Here are some do’s and don’ts:

• Create pages dedicated entirely to your project.
• View social media as a community and engage in two-way communication.
• Establish a voice — pick a personality or tone.
• Once you establish your handle and hashtag, put them everywhere: call-sheets, postcards, newsletters, email signatures.
• Consider using an eye-catching title treatment as your profile pic, and your cover photo image should represent your film.
• Keep it fresh with updates, but also spread out your assets over time.
• Join the conversation. Like and follow filmmakers, press, festivals. Communicate with people and issues related to your film.
• Take your time: spelling counts. Your social media represents you, so craft your words.

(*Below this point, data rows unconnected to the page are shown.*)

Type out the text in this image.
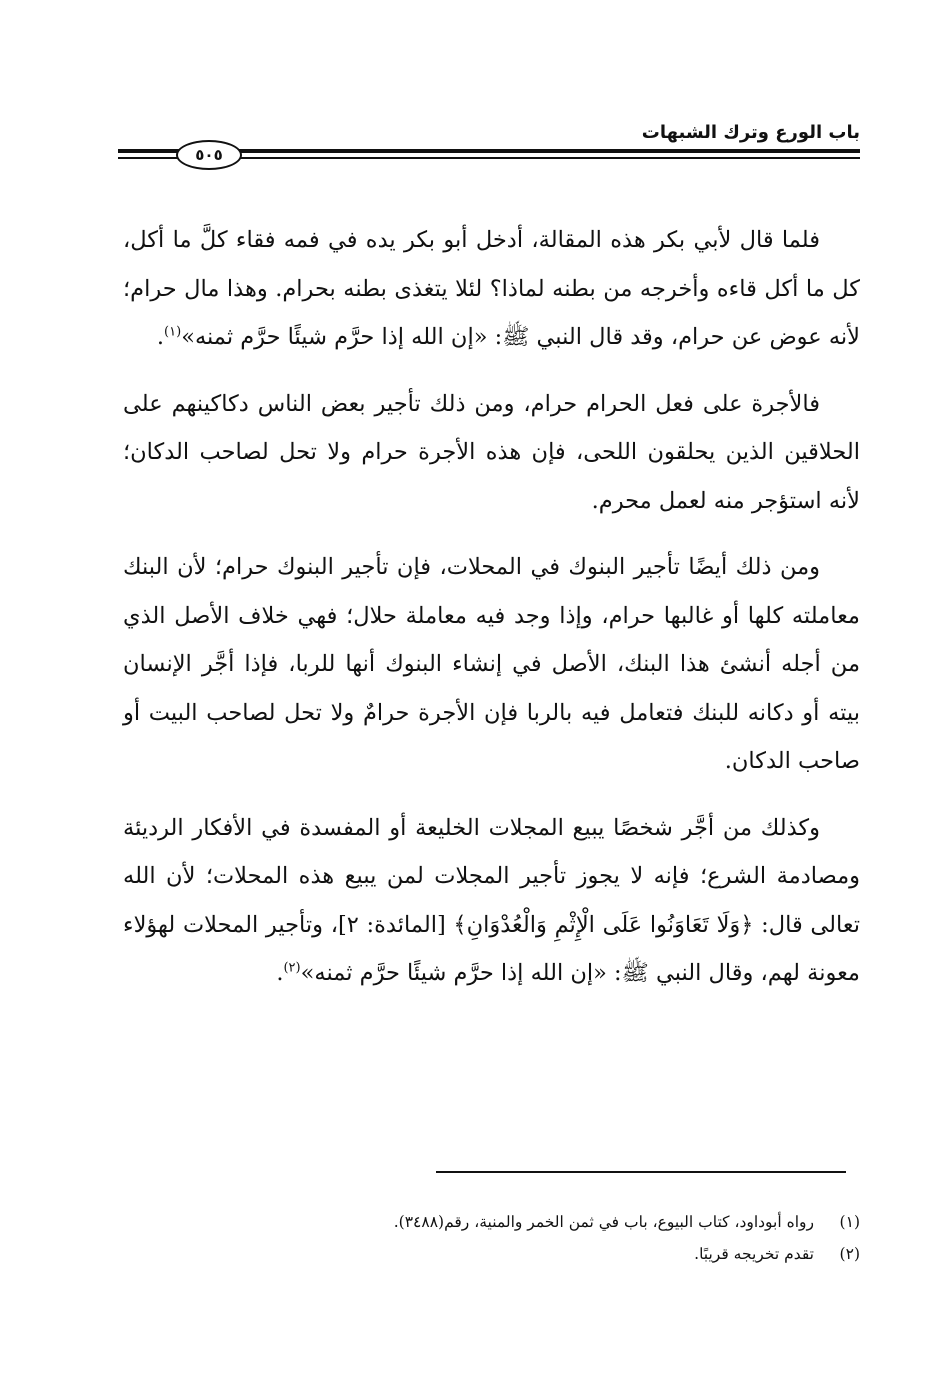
باب الورع وترك الشبهات
٥٠٥

فلما قال لأبي بكر هذه المقالة، أدخل أبو بكر يده في فمه فقاء كلَّ ما أكل، كل ما أكل قاءه وأخرجه من بطنه لماذا؟ لئلا يتغذى بطنه بحرام. وهذا مال حرام؛ لأنه عوض عن حرام، وقد قال النبي ﷺ: «إن الله إذا حرَّم شيئًا حرَّم ثمنه»$^{(١)}$.

فالأجرة على فعل الحرام حرام، ومن ذلك تأجير بعض الناس دكاكينهم على الحلاقين الذين يحلقون اللحى، فإن هذه الأجرة حرام ولا تحل لصاحب الدكان؛ لأنه استؤجر منه لعمل محرم.

ومن ذلك أيضًا تأجير البنوك في المحلات، فإن تأجير البنوك حرام؛ لأن البنك معاملته كلها أو غالبها حرام، وإذا وجد فيه معاملة حلال؛ فهي خلاف الأصل الذي من أجله أنشئ هذا البنك، الأصل في إنشاء البنوك أنها للربا، فإذا أجَّر الإنسان بيته أو دكانه للبنك فتعامل فيه بالربا فإن الأجرة حرامٌ ولا تحل لصاحب البيت أو صاحب الدكان.

وكذلك من أجَّر شخصًا يبيع المجلات الخليعة أو المفسدة في الأفكار الرديئة ومصادمة الشرع؛ فإنه لا يجوز تأجير المجلات لمن يبيع هذه المحلات؛ لأن الله تعالى قال: ﴿وَلَا تَعَاوَنُوا عَلَى الْإِثْمِ وَالْعُدْوَانِ﴾ [المائدة: ٢]، وتأجير المحلات لهؤلاء معونة لهم، وقال النبي ﷺ: «إن الله إذا حرَّم شيئًا حرَّم ثمنه»$^{(٢)}$.

(١)
رواه أبوداود، كتاب البيوع، باب في ثمن الخمر والمنية، رقم(٣٤٨٨).
(٢)
تقدم تخريجه قريبًا.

• Create an account on When you share links, use this to shorten them. It allows you to track opens and see what content your fans respond to best.

• Don’t annoying or snarky.
• Don’t brag.
• Don’t just talk about your film. In addition to sharing photos, stills, screen grabs, on-set candids, videos, deleted scenes, interview excerpts, and clips, also set up Google alerts and share relevant articles of interest, which could be about the subject of your film or the people in it or related topics. You want your page to be a resource for people interested in the subject.
• Don’t be lazy. Don’t set up automatic cross posting between social platforms. You don’t want people to have to do an extra click, and handles and hashtags don’t always translate.
• Don’t forget about updating bios — keep track of how your audience can find you on other platforms, and change all bios to reflect changes/announcements.
• Don’t spend too much time agonizing over posts: say what you have to say, spellcheck it, and send it out.